Free range chickens must be treated like Queens, right? Obviously, a free range label gives them the prestigious status of being able to roam where they want, when they want?
But how are free range chickens treated really? Is it all sunshine and roses? Green fields and flower meadows? Or is it all simply clever marketing?
What Does Free Range Actually Mean?
Unfortunately, free range is more a marketing tool than anything. Deep down, you probably know this already, right?
You see the words free range slapped onto the side of an egg box or a whole chicken in the supermarket and envision chickens running wild and free before returning to their hen house to lay an egg or two before heading back out for more frolicking.
But this is far from the reality of free range.
The RSPCA state that for a chicken to have free range status, it must have a square metre of space which it shares with no more than 9 other chickens. It must get the luxury of 10cm of feeder to itself and must only share a drinker with 9 other birds.
A free range chicken must also have some access to outside space and daylight. Each chicken must have 1 square metre of space outside for itself.
Take an A4 sheet of paper… That’s roughly how much space each free range chicken gets inside. Not quite what you expected, right?
It’s Like 15 Adults Sharing an Average Studio Flat
How Long Do Free Range Chickens Spend Outside?
The simple answer to this question is: Who knows?!
Unfortunately, guidelines are quite vague. In order for a chicken to have been labelled as free range, it needs to have access to an outside area for part of the day. Guidelines also suggest that it is able to spend half of its lifetime (a lifetime being 56 days approximately) outside.
Again, this still feels like it goes against what free range is marketed as.
Are Free Range Chickens Treated Well?
With beak trimming common, space still incredibly limited, time outside finite, floors often not clear of urine and faeces causing breast blisters and antibiotics constantly pumped into the birds, it’s certainly not sounding particularly pleasant.
In fact, it’s safe to say that free range chickens are not treated well – certainly nowhere near as well as the pretty labelling will have you believe.
What About Farm Fresh, British Chicken?
Supermarkets aren’t stupid. Willow Farm and Oakham Farm might sound quaint but they’re simply the product lines from Tesco and Marks and Spencer.
They’ll often be labelled with farm-fresh, higher-welfare or British… All buzz words that (I’m sorry to say) naive consumers buy into. Ultimately, big supermarkets have teams of people who focus on marketing their products to consumers.

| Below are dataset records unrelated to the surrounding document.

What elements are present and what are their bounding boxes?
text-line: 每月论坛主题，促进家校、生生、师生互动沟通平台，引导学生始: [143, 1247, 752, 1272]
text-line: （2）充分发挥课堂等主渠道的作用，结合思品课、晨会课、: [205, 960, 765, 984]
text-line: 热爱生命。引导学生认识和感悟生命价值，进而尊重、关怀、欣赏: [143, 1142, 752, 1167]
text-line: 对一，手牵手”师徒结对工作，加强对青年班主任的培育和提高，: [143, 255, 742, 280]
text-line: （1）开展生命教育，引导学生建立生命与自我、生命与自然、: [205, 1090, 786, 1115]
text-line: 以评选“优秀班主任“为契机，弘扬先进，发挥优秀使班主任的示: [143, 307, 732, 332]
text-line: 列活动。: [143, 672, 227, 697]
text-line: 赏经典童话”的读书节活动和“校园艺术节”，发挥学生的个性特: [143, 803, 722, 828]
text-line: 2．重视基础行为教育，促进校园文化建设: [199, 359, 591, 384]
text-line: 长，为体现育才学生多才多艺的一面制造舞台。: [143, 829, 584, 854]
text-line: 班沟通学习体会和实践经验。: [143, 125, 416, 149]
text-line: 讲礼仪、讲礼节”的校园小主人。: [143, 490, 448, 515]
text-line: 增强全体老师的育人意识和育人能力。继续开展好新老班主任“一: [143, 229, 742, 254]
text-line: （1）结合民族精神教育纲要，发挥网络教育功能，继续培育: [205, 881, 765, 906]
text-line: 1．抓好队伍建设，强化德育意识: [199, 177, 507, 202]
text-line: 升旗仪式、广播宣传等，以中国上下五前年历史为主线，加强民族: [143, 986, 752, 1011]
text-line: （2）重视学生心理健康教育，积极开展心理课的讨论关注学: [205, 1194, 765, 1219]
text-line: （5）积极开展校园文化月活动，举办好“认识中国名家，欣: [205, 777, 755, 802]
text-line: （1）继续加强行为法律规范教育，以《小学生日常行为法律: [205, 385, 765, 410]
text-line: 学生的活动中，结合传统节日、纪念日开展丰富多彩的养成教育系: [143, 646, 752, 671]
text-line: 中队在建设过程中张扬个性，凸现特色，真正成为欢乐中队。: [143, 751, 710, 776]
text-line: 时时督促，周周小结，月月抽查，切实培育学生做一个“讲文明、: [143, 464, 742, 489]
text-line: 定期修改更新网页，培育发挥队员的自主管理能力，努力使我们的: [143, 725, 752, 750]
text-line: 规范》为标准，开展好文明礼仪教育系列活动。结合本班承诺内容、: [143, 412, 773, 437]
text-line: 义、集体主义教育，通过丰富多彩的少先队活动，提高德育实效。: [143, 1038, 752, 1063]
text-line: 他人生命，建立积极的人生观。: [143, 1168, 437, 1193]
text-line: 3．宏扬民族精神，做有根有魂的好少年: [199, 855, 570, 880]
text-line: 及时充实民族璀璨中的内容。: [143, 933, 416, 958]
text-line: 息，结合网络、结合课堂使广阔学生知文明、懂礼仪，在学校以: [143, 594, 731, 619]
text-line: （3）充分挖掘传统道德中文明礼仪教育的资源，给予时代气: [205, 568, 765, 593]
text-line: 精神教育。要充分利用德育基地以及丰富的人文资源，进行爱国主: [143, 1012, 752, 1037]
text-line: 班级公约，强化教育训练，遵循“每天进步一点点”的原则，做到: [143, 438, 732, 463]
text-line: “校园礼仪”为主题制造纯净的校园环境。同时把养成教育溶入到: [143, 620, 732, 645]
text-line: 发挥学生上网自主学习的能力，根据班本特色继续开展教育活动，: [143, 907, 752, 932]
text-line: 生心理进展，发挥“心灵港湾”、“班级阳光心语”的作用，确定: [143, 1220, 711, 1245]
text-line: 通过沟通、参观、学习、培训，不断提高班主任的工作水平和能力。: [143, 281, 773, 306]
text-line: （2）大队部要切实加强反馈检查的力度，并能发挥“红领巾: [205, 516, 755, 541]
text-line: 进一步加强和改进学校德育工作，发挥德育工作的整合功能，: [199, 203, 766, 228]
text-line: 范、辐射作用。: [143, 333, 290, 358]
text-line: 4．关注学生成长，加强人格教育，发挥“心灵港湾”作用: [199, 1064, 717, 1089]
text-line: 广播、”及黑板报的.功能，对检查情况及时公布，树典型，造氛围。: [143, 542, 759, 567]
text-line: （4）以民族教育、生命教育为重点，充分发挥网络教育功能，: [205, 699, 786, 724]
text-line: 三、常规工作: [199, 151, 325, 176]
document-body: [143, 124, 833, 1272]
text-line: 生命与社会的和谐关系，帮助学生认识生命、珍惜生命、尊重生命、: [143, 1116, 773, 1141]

Using buzz words like these are one of the many tools they have in their arsenal.
These clever marketing words are often there to reassure consumers that they’re doing the right thing.
But it’s all nonsense. In fact, in the majority of cases, these chickens have had an even worse life than those chickens lucky enough to have been born into a free range environment.
What about Organic Chicken Eggs?
This is where things do begin to improve, somewhat. Organic chickens are held to far higher standards than any other sort of farmed chicken.
Feed must be organic, antibiotics must be used sparingly, space is a given right. Daylesford has put together a great comparison article that’s well worth a read so you can fully understand the differences between free range and organic chicken farming.
Where Should You Buy Your Chicken?
Unfortunately, if you want to buy chicken or eggs whilst retaining some modicum of humanity then you will need to avoid the supermarkets. Instead, head to your local farm shop where you can see the chickens for yourself, roaming freely.
If you visit a farm shop on an actual farm with no signs of chickens freely running around then stick the car in to reverse and get out of there.
The other option is to opt for organic. Organic chicken must be free range but must also pass even more stringent requirements:
- Inside, they share 1 square metre with 9 other chickens
- Outside, each chicken gets 4 square metres of space (4 times higher than free range)
- Slower growing breeds are generally used which means they develop naturally
- Antibiotics are only used if completely necessary but avoided where possible
- Only fed organic feed
Organic Eggs are Around 66% More Expensive than Free Range Eggs and 275% More Expensive than Indoor Eggs
Eggs are a staple ingredient up and down the country but trying to buy eggs ethically (and not just with an ethical label) can become somewhat of a minefield.
When you realise how free range chickens are treated really, you soon learn that the only option you have is to find your local farm shop and start buying local.